Let $(M_i,g_i)$ be Riemannian manifolds, $i=1,2$. (Save Euclidiean factors) Is it true that a Killing field $Z$ on $(M_1\times M_2,g_1\times g_2)$ will split as a sum of Killing fields $Z=X+Y$, where $X$ is Killing on $M_1$ and $Y$ on $M_2$?
The converse is obviously true: if $X$ and $Y$ are Killing, so it is $Z$; and it is obviously false for a product of Euclidean spaces: $(\mathbb R^2,dx^2+dy^2)=(\mathbb R, dt^2)\times(\mathbb R, dt^2)$ and the isometry group of $\mathbb R^2$ is pretty bigger then the product of the groups of $\mathbb R$.
The question arises from a question on foliations: does Riemannian foliations with (reducible) totally geodesic leaves (locally) splits as products of orthogonal Riemannian foliations?
Use the Corollary of this paper:
(This is authors' stated Corollary, but from their main theorem it looks like we can weaken compactness to your requirement that $M$ has no Euclidean factor.)

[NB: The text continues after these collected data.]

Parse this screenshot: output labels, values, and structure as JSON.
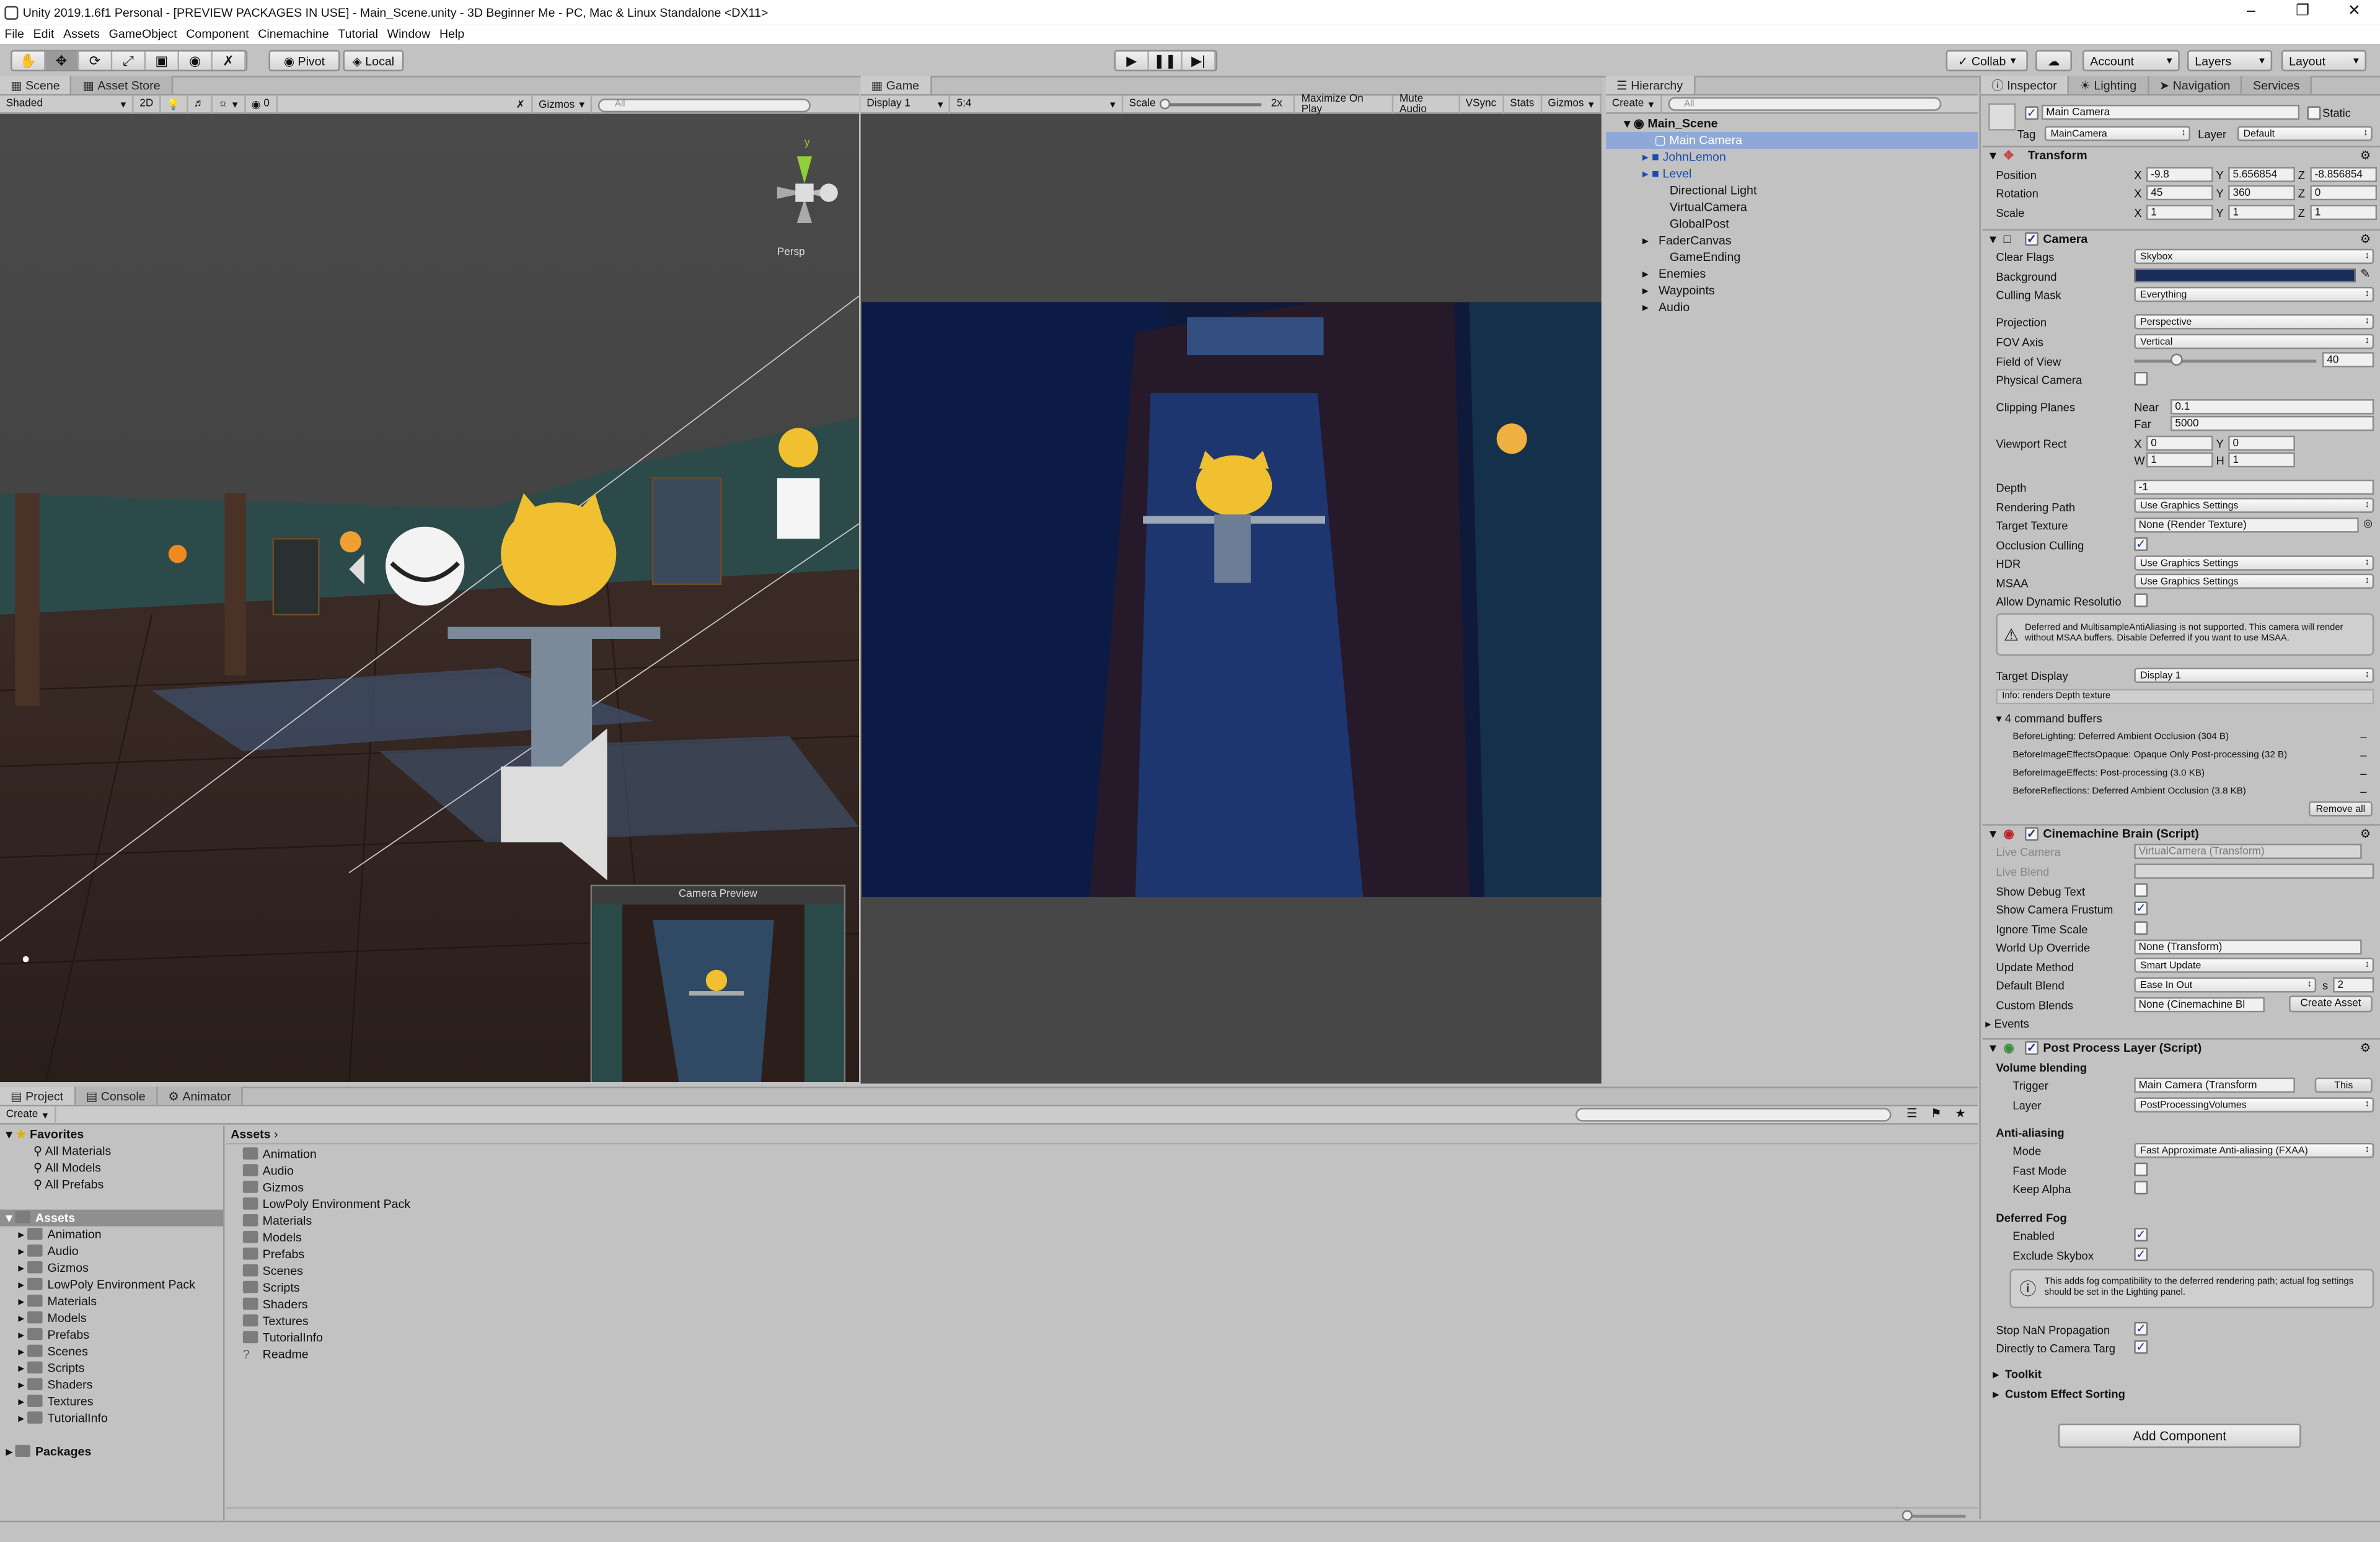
{
  "window": {
    "title": "Unity 2019.1.6f1 Personal - [PREVIEW PACKAGES IN USE] - Main_Scene.unity - 3D Beginner Me - PC, Mac & Linux Standalone <DX11>"
  },
  "menu": [
    "File",
    "Edit",
    "Assets",
    "GameObject",
    "Component",
    "Cinemachine",
    "Tutorial",
    "Window",
    "Help"
  ],
  "toolbar": {
    "pivot": "Pivot",
    "local": "Local",
    "collab": "Collab",
    "account": "Account",
    "layers": "Layers",
    "layout": "Layout"
  },
  "scene": {
    "tab": "Scene",
    "tab2": "Asset Store",
    "shading": "Shaded",
    "mode2d": "2D",
    "gizmos": "Gizmos",
    "search": "All",
    "lightcount": "0",
    "persp": "Persp",
    "preview_title": "Camera Preview",
    "axis_y": "y"
  },
  "game": {
    "tab": "Game",
    "display": "Display 1",
    "aspect": "5:4",
    "scale_label": "Scale",
    "scale_val": "2x",
    "maximize": "Maximize On Play",
    "mute": "Mute Audio",
    "vsync": "VSync",
    "stats": "Stats",
    "gizmos": "Gizmos"
  },
  "hierarchy": {
    "tab": "Hierarchy",
    "create": "Create",
    "search": "All",
    "scene": "Main_Scene",
    "items": [
      "Main Camera",
      "JohnLemon",
      "Level",
      "Directional Light",
      "VirtualCamera",
      "GlobalPost",
      "FaderCanvas",
      "GameEnding",
      "Enemies",
      "Waypoints",
      "Audio"
    ]
  },
  "inspector": {
    "tabs": [
      "Inspector",
      "Lighting",
      "Navigation",
      "Services"
    ],
    "name": "Main Camera",
    "static": "Static",
    "tag_label": "Tag",
    "tag": "MainCamera",
    "layer_label": "Layer",
    "layer": "Default",
    "transform": {
      "title": "Transform",
      "pos_label": "Position",
      "rot_label": "Rotation",
      "scale_label": "Scale",
      "px": "-9.8",
      "py": "5.656854",
      "pz": "-8.856854",
      "rx": "45",
      "ry": "360",
      "rz": "0",
      "sx": "1",
      "sy": "1",
      "sz": "1",
      "X": "X",
      "Y": "Y",
      "Z": "Z"
    },
    "camera": {
      "title": "Camera",
      "clear_flags": "Clear Flags",
      "clear_flags_v": "Skybox",
      "background": "Background",
      "culling": "Culling Mask",
      "culling_v": "Everything",
      "projection": "Projection",
      "projection_v": "Perspective",
      "fov_axis": "FOV Axis",
      "fov_axis_v": "Vertical",
      "fov": "Field of View",
      "fov_v": "40",
      "physical": "Physical Camera",
      "clipping": "Clipping Planes",
      "near": "Near",
      "near_v": "0.1",
      "far": "Far",
      "far_v": "5000",
      "viewport": "Viewport Rect",
      "vx": "0",
      "vy": "0",
      "vw": "1",
      "vh": "1",
      "W": "W",
      "H": "H",
      "depth": "Depth",
      "depth_v": "-1",
      "rpath": "Rendering Path",
      "rpath_v": "Use Graphics Settings",
      "target_tex": "Target Texture",
      "target_tex_v": "None (Render Texture)",
      "occlusion": "Occlusion Culling",
      "hdr": "HDR",
      "hdr_v": "Use Graphics Settings",
      "msaa": "MSAA",
      "msaa_v": "Use Graphics Settings",
      "dyn": "Allow Dynamic Resolutio",
      "warning": "Deferred and MultisampleAntiAliasing is not supported. This camera will render without MSAA buffers. Disable Deferred if you want to use MSAA.",
      "target_display": "Target Display",
      "target_display_v": "Display 1",
      "info": "Info: renders Depth texture",
      "cmd_header": "4 command buffers",
      "cmds": [
        "BeforeLighting: Deferred Ambient Occlusion (304 B)",
        "BeforeImageEffectsOpaque: Opaque Only Post-processing (32 B)",
        "BeforeImageEffects: Post-processing (3.0 KB)",
        "BeforeReflections: Deferred Ambient Occlusion (3.8 KB)"
      ],
      "remove_all": "Remove all"
    },
    "brain": {
      "title": "Cinemachine Brain (Script)",
      "live_camera": "Live Camera",
      "live_camera_v": "VirtualCamera (Transform)",
      "live_blend": "Live Blend",
      "debug": "Show Debug Text",
      "frustum": "Show Camera Frustum",
      "ignore": "Ignore Time Scale",
      "world_up": "World Up Override",
      "world_up_v": "None (Transform)",
      "update": "Update Method",
      "update_v": "Smart Update",
      "default_blend": "Default Blend",
      "default_blend_v": "Ease In Out",
      "s": "s",
      "blend_time": "2",
      "custom": "Custom Blends",
      "custom_v": "None (Cinemachine Bl",
      "create_asset": "Create Asset",
      "events": "Events"
    },
    "ppl": {
      "title": "Post Process Layer (Script)",
      "volume": "Volume blending",
      "trigger": "Trigger",
      "trigger_v": "Main Camera (Transform",
      "this": "This",
      "layer": "Layer",
      "layer_v": "PostProcessingVolumes",
      "aa": "Anti-aliasing",
      "mode": "Mode",
      "mode_v": "Fast Approximate Anti-aliasing (FXAA)",
      "fast": "Fast Mode",
      "keep": "Keep Alpha",
      "fog": "Deferred Fog",
      "enabled": "Enabled",
      "exclude": "Exclude Skybox",
      "fog_info": "This adds fog compatibility to the deferred rendering path; actual fog settings should be set in the Lighting panel.",
      "nan": "Stop NaN Propagation",
      "direct": "Directly to Camera Targ",
      "toolkit": "Toolkit",
      "custom_sort": "Custom Effect Sorting"
    },
    "add_component": "Add Component"
  },
  "project": {
    "tabs": [
      "Project",
      "Console",
      "Animator"
    ],
    "create": "Create",
    "favorites": "Favorites",
    "fav_items": [
      "All Materials",
      "All Models",
      "All Prefabs"
    ],
    "assets": "Assets",
    "asset_items": [
      "Animation",
      "Audio",
      "Gizmos",
      "LowPoly Environment Pack",
      "Materials",
      "Models",
      "Prefabs",
      "Scenes",
      "Scripts",
      "Shaders",
      "Textures",
      "TutorialInfo"
    ],
    "packages": "Packages",
    "breadcrumb": "Assets",
    "grid_items": [
      "Animation",
      "Audio",
      "Gizmos",
      "LowPoly Environment Pack",
      "Materials",
      "Models",
      "Prefabs",
      "Scenes",
      "Scripts",
      "Shaders",
      "Textures",
      "TutorialInfo",
      "Readme"
    ]
  }
}
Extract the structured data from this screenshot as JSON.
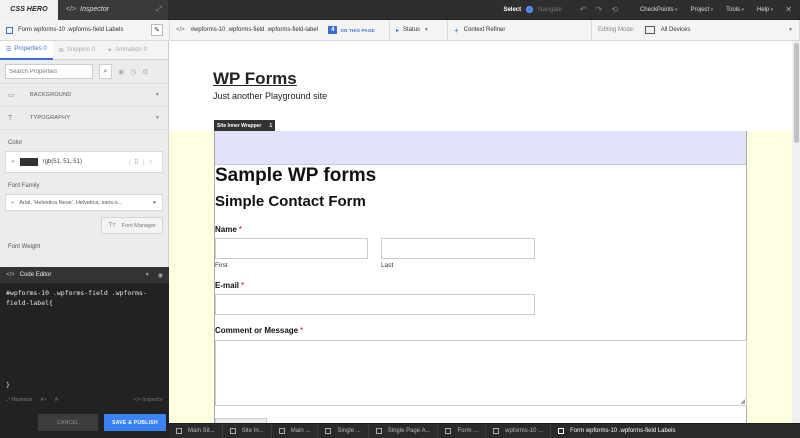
{
  "topbar": {
    "logo": "CSS HERO",
    "inspector_tab": "Inspector",
    "mode_select": "Select",
    "mode_navigate": "Navigate",
    "menu": [
      "CheckPoints",
      "Project",
      "Tools",
      "Help"
    ]
  },
  "selector_bar": {
    "target": "Form wpforms-10 .wpforms-field Labels",
    "selector": "#wpforms-10 .wpforms-field .wpforms-field-label",
    "count": "4",
    "on_page": "ON THIS PAGE",
    "status": "Status",
    "context_refiner": "Context Refiner",
    "editing_mode_label": "Editing Mode:",
    "device": "All Devices"
  },
  "left_panel": {
    "tabs": [
      {
        "label": "Properties",
        "count": "0"
      },
      {
        "label": "Snippets",
        "count": "0"
      },
      {
        "label": "Animation",
        "count": "0"
      }
    ],
    "search_placeholder": "Search Properties",
    "sections": [
      "BACKGROUND",
      "TYPOGRAPHY"
    ],
    "color_label": "Color",
    "color_value": "rgb(51, 51, 51)",
    "font_family_label": "Font Family",
    "font_family_value": "Arial, 'Helvetica Neue', Helvetica, sans-s...",
    "font_manager": "Font Manager",
    "font_weight_label": "Font Weight"
  },
  "code_editor": {
    "title": "Code Editor",
    "code": "#wpforms-10 .wpforms-field .wpforms-field-label{",
    "closing": "}",
    "tool_maximize": "Maximize",
    "tool_a_plus": "A+",
    "tool_a_minus": "A-",
    "tool_inspector": "Inspector",
    "cancel": "CANCEL",
    "save_publish": "SAVE & PUBLISH"
  },
  "preview": {
    "site_title": "WP Forms",
    "site_tagline": "Just another Playground site",
    "wrapper_label": "Site Inner Wrapper",
    "wrapper_count": "1",
    "heading": "Sample WP forms",
    "form_title": "Simple Contact Form",
    "name_label": "Name",
    "first_label": "First",
    "last_label": "Last",
    "email_label": "E-mail",
    "comment_label": "Comment or Message",
    "required_mark": "*"
  },
  "breadcrumbs": [
    "Main Sit...",
    "Site In...",
    "Main ...",
    "Single ...",
    "Single Page A...",
    "Form ...",
    "wpforms-10 ...",
    "Form wpforms-10 .wpforms-field Labels"
  ],
  "colors": {
    "accent": "#3b82f6",
    "swatch": "#333333",
    "required": "#cc0000"
  }
}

Let $\zeta_t : \mathbb R \to I_0(M)$ be the one-parameter group of isometries generated by $Z$. The above fact means we can write $\zeta_t = (\xi_t, \upsilon_t)$ with $\xi_t$ acting on $M_1$, $\upsilon_t$ acting on $M_2$. Since $\zeta_t$ is a one-parameter subgroup, both $\xi_t$ and $\upsilon_t$ must be as well, and their generators $X,Y$ will satisfy $X+Y=Z$.